The cool thing here is that Rust requires you to lock the mutex before you get access to the buffer. Moreover, there is no way you could retain the reference to the buffer after the mutex has been unlocked (with usual unsafe caveat).

1 Like

The second questions is about memory management. If you have two threads, and they (and only they) both have access to the same Example struct, then you need to decide, who is responsible for freeing this struct.

Generally, the last thread that finishes should free the memory. If you don't know in which order the threads are run, than the solution is to use Arc. At run time the thread which happens to drop the count to zero will do deallocation.

But if there is some more structure in you program, like this:

fn main() {
    let foo = Example::new() // create a structure in the main thread

    // spawn 10 threads which work with `foo`

    // wait for all the children
    // we are done, can safely free the result now, because we are the only thread
}

then you can live without Arc at all, and share simple &Example. But you'll need crossbeam crate for such scoped concurrency.

Here is the relevant piece of crossbeam docs.

1 Like

Thanks for great explanation! I was a bit confused by mutexes in go and by the examples where Arc and Mutex almost always go together (Arc<Mutex<_>>). Now it's clear how to use them separately.

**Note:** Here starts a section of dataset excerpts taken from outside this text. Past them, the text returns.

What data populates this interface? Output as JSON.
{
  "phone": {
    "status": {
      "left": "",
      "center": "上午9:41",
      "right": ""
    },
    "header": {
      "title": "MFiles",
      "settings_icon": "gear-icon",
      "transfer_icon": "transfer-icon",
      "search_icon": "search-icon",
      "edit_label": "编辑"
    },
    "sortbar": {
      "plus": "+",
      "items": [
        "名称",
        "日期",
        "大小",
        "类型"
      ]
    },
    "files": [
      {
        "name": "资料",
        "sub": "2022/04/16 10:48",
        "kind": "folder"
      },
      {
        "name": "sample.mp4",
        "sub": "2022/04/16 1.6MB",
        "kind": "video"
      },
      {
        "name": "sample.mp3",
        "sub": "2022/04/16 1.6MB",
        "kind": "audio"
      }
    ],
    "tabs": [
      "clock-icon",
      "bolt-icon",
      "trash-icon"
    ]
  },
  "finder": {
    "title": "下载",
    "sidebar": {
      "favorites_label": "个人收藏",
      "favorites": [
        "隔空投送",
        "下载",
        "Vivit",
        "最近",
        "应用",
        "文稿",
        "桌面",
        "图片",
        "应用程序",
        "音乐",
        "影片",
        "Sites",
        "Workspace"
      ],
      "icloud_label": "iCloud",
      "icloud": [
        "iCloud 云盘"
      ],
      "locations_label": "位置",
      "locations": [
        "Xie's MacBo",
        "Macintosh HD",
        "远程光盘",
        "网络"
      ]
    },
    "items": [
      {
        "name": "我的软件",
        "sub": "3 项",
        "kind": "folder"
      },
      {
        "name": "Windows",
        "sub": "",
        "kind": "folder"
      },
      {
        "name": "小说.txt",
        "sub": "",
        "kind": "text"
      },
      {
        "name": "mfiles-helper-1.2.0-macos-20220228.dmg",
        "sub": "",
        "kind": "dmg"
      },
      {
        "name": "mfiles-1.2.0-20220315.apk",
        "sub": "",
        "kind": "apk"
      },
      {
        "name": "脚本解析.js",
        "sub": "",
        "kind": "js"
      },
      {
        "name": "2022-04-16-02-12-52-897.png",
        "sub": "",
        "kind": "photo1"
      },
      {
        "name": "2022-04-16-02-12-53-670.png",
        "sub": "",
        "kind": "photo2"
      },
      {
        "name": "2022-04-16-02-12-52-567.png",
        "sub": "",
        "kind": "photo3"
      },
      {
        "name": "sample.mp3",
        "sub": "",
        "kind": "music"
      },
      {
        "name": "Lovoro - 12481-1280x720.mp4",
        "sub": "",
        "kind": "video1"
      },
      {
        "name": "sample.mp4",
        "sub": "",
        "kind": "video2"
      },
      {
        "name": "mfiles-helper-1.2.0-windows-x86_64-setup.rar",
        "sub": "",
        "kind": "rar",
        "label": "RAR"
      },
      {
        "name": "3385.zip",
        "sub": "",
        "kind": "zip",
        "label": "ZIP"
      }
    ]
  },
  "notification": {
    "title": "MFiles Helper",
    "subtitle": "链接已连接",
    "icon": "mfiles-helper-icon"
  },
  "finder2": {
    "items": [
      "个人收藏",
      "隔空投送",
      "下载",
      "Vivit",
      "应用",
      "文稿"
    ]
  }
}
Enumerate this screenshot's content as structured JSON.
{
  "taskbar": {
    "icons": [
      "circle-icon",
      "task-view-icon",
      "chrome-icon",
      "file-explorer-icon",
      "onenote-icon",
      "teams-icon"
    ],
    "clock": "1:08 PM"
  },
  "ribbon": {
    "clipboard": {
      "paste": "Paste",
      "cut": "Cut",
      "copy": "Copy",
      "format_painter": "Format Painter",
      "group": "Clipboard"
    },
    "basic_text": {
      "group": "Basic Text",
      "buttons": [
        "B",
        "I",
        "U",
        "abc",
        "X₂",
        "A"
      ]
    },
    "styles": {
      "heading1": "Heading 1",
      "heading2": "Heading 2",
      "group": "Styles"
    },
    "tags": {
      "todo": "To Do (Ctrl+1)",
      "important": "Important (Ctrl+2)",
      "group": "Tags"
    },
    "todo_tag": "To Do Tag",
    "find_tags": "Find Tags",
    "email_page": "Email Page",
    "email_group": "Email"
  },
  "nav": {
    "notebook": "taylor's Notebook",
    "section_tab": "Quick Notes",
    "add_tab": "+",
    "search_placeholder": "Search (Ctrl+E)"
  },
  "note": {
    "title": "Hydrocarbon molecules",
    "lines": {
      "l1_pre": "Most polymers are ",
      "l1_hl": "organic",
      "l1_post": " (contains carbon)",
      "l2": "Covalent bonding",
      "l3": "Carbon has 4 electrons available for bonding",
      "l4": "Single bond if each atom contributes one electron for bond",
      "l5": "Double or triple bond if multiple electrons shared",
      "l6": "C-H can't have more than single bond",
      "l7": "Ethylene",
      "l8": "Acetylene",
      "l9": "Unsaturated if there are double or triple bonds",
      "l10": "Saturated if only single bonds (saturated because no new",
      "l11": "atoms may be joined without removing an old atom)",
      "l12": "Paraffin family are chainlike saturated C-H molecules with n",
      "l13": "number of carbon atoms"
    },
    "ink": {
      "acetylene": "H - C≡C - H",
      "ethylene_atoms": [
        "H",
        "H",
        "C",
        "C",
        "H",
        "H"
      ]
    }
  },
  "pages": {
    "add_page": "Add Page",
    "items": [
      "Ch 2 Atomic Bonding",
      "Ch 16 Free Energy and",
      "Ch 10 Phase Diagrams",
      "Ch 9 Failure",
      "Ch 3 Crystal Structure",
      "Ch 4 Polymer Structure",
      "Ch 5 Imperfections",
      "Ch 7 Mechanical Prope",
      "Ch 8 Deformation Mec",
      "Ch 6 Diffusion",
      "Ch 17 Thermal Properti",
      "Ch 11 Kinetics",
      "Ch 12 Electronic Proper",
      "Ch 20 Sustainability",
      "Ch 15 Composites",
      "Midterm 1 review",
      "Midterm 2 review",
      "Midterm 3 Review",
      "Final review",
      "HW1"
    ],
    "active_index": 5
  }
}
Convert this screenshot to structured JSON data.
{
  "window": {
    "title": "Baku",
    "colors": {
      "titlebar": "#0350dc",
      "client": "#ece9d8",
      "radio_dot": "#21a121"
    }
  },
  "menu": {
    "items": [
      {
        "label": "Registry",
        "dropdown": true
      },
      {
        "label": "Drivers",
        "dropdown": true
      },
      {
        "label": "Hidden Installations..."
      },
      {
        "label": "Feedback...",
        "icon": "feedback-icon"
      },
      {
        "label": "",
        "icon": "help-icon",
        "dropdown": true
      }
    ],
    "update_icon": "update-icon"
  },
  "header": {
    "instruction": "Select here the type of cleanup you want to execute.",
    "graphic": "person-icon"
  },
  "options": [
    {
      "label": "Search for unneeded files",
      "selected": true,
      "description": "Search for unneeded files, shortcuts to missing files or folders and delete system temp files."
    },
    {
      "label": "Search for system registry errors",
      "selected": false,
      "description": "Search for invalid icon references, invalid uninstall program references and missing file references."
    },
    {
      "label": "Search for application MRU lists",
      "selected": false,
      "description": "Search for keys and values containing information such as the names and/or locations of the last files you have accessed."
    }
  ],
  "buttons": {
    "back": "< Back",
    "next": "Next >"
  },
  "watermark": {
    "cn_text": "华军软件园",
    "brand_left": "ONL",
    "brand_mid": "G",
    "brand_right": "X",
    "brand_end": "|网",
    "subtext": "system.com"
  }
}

So that means if I have two changeable fields I have to use two mutexes for every field in the structure (and lock both of them when I need). Or it's better to wrap the whole structure with mutex then?

Either way is valid. Which is better depends on your use case. A single lock for the whole structure may reduce the number of locking/unlocking operations. It will also prevent two threads from working with different parts of the structure at the same time, which could be good (if you need to update the whole structure atomically) or bad (if you want the program to go faster by doing separate operations at the same time).